These are the key concepts you need to understand to accurately answer the question.

Sampling Distribution
When dealing with a large sample of data, the concept of sampling distribution becomes very important. A sampling distribution is essentially the probability distribution of a given statistic based on a random sample. In the context of the problem, we are looking at the sampling distribution of the sample proportion. This proportion tells us the fraction of the sampled kindergarten children who are nearsighted.

To apply the Central Limit Theorem (CLT) to our sample proportion, we must first ensure that certain conditions are met:
  • Randomness: Our sample of 170 children should be randomly selected from the population.
  • Sample Size: Both the expected number of children who are nearsighted (np) and not nearsighted (n(1-p)) should be greater than 10.
Once these conditions are fulfilled, we can assume that the sampling distribution of the sample proportion is approximately normally distributed.
Proportions
Proportions play a key role in understanding how specific parts relate to the whole. In this exercise, the proportion of nearsighted children is given as 12%, which represents the fraction of the total population of children who are affected by nearsightedness.

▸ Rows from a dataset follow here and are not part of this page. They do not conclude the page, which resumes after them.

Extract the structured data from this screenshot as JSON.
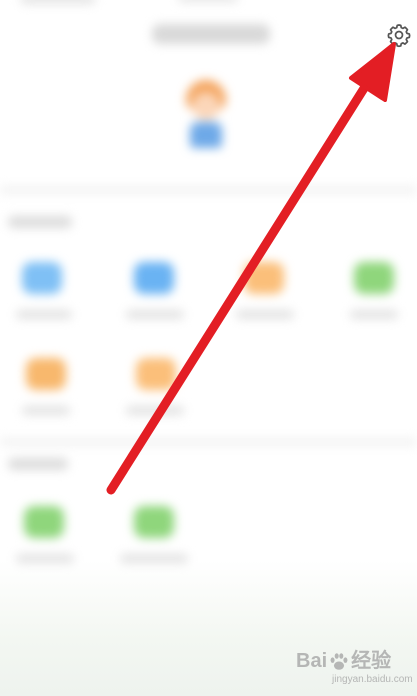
{
  "settings": {
    "icon": "gear-icon"
  },
  "annotation": {
    "arrow_color": "#e31e24"
  },
  "watermark": {
    "brand_left": "Bai",
    "brand_right": "经验",
    "url": "jingyan.baidu.com"
  },
  "colors": {
    "blue": "#7fc0f5",
    "orange": "#fbbf7a",
    "green": "#8fd67c"
  }
}
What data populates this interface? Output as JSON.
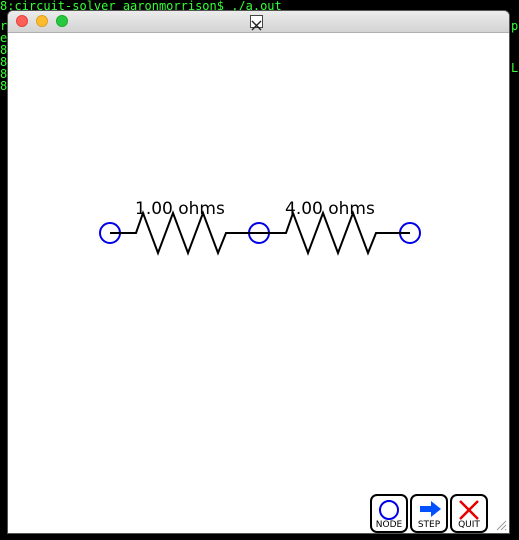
{
  "terminal": {
    "prompt_line": "8:circuit-solver aaronmorrison$ ./a.out",
    "left_fragments": [
      "r",
      "e",
      "8",
      "8",
      "8",
      "8"
    ],
    "right_fragments": [
      "p",
      "L"
    ]
  },
  "window": {
    "title_icon": "X11-icon",
    "colors": {
      "node": "#0000e6",
      "wire": "#000000",
      "step_arrow": "#0050ff",
      "quit_x": "#e60000"
    }
  },
  "circuit": {
    "resistors": [
      {
        "label": "1.00 ohms"
      },
      {
        "label": "4.00 ohms"
      }
    ],
    "nodes": [
      "node-left",
      "node-middle",
      "node-right"
    ]
  },
  "toolbar": {
    "node_label": "NODE",
    "step_label": "STEP",
    "quit_label": "QUIT"
  }
}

When dealing with proportions in statistics, especially within a sample, it's important to calculate two things: the sample proportion's mean and its standard deviation. The mean of the sample proportion (\( \mu_{\hat{p}} \) ) is denoted by the actual proportion (p), which is 0.12 in this case. The standard deviation (\( \sigma_{\hat{p}} \) ) is calculated using the formula:\[\sigma_{\hat{p}} = \sqrt{\frac{p(1-p)}{n}}\]This formula provides insight into how much the sample proportion is expected to vary from sample to sample.
68-95-99.7 Rule
The 68-95-99.7 Rule, also known as the empirical rule, is a simple way to understand the distribution of data across a normal distribution.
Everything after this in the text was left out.